Capitol rioter Ryan Nichols called for violence in a video federal prosecutors played during a court hearing on Monday.
In the video, which prosecutors said was recorded on January 6, the day of the riot, Nichols said: “I’m calling for violence. I will be violent,” according to WRC-TV journalist Scott MacFarlane’s reporting on the hearing.
In the video, Nichols boasted about forcing Congress to temporarily pause the certification of the 2020 presidential election votes when they were evacuated due to safety threats from the rioters.
“We shut down the vote today because those coward ass politicians ran into the tunnels,” he reportedly said. “I’ve seen the last of you treasonous bastard politicians. Give me liberty or give me death. I’m prepared to f*** die for this. I took an oath against all enemies foreign or domestic.
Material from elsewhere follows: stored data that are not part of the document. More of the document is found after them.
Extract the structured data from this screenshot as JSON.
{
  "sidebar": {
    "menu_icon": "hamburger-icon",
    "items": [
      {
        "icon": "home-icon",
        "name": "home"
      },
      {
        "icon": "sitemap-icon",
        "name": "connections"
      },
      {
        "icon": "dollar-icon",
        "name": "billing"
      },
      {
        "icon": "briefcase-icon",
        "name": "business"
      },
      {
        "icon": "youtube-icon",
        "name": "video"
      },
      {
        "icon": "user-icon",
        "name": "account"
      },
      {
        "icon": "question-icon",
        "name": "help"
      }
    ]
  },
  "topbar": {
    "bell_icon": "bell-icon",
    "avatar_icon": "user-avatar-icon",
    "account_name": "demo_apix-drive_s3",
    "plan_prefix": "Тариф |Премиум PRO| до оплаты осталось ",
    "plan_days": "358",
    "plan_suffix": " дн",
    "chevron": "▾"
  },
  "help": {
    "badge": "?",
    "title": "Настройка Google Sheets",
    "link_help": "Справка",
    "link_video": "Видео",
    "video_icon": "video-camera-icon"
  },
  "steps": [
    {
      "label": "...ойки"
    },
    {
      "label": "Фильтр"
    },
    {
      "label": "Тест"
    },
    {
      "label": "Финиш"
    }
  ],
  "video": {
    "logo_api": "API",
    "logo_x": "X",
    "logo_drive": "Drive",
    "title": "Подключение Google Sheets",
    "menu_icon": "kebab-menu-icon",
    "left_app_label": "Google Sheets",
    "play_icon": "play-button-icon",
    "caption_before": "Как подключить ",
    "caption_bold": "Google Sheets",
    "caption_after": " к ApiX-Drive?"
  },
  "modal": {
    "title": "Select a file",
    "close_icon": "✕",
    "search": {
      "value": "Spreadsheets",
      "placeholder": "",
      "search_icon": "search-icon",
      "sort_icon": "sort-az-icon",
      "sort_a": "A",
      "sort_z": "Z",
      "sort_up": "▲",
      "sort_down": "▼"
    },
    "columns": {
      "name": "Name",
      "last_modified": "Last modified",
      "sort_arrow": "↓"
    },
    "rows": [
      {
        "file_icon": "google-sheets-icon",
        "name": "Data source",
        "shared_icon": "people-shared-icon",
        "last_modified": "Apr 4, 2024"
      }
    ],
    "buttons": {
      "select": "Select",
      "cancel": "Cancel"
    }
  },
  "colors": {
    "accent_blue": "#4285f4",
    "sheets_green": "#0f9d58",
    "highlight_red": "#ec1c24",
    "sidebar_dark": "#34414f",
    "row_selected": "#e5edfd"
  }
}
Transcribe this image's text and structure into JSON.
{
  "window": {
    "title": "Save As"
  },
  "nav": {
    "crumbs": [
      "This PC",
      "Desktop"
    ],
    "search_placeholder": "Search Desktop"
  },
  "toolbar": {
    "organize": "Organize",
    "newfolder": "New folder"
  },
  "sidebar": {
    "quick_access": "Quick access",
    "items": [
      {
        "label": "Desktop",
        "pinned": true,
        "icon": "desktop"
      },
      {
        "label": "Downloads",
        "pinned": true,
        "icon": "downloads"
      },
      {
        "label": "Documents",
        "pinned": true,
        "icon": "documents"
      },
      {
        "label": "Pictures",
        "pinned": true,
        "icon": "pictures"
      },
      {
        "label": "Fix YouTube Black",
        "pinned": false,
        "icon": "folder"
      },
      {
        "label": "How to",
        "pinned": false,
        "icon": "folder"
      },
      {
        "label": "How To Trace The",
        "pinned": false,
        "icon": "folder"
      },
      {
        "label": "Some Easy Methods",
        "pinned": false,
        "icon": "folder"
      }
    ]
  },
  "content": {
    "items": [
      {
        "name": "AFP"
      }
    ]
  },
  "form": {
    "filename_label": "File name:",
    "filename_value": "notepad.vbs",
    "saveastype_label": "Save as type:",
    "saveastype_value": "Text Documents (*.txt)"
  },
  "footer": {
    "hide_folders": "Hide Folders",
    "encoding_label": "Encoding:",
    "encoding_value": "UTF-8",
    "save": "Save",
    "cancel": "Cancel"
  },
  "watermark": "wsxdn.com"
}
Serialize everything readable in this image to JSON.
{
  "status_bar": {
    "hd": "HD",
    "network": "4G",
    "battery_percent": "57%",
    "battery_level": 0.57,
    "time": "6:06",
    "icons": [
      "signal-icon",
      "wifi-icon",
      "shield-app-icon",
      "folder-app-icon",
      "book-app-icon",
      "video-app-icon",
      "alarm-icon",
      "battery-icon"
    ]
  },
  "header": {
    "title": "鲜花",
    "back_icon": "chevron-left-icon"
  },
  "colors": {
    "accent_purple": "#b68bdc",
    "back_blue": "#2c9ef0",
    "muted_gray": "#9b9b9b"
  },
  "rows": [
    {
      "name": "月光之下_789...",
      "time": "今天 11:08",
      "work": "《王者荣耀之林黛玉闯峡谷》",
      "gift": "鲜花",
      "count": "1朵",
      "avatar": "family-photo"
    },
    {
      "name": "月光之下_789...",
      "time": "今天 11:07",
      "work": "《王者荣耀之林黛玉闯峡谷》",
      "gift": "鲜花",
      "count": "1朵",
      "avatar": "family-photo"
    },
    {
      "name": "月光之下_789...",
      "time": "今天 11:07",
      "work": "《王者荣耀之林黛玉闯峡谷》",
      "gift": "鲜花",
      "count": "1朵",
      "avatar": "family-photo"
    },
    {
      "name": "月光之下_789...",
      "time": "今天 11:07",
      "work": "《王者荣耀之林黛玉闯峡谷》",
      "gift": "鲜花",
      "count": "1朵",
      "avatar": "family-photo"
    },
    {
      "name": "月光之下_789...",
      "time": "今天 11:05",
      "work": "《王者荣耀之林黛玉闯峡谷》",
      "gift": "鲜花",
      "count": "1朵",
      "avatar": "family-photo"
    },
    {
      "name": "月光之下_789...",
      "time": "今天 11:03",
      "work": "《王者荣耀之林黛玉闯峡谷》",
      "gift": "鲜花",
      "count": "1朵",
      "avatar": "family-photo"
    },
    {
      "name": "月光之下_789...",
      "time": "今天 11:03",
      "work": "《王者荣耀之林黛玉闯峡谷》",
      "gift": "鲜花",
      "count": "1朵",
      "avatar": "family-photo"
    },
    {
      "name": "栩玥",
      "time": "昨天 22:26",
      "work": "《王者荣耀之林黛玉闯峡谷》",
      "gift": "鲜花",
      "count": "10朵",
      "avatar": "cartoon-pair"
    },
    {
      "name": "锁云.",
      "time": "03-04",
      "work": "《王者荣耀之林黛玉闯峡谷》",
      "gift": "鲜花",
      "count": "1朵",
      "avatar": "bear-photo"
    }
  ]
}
But I plan to have others die first.”
During the court hearing, Nichols asked to be released from jail in Washington D.C., according to MacFarlane. The judge declined Nichols’ request, ruling that he would be held until the trial.
His attorney said during the hearing: “Mr. Nichols is held in high esteem by both the January Sixth detainees & the prison guards at the DC jail where he has languished in horrific conditions,” MacFarlane reported.
Nichols, a former U.S. Marine, faces 13 different charges related to his participation in the riot. He allegedly showed up to the riot with a crowbar, pepper spray and bullhorn.
“If you have a weapon, you need to get your weapon,” he allegedly told the crowd of rioters.
Nichols pleaded not guilty to all 13 counts and has denied any allegations of violence.
In November, during an interview with Newsmax, he claimed he helped save the life of Washington D.C. Police Officer Michael Fanone—who experienced a heart attack, traumatic brain injury, concussion and post-traumatic stress disorder after he was attacked by a group of Trump supporters.
“When I saw women being beaten and in distress my rescue instincts kicked in and I knew I had no choice but to help rescue them,” he said. “As soon as I saw Officer Fanone in distress, I pointed at him and took action to help rescue him also. So, my participation in Officer Fanone’s event no doubt helped save his life that day.”
He said during that interview he showed up “in good faith” at the Capitol “to protest the election results.” He claimed he felt “targeted and hated by our government and are being punished in this jail as pretrial detainees.”
Newsweek reached out to Nichols’ attorney for comment Monday evening but did not hear back by publication. This story will be updated with any response.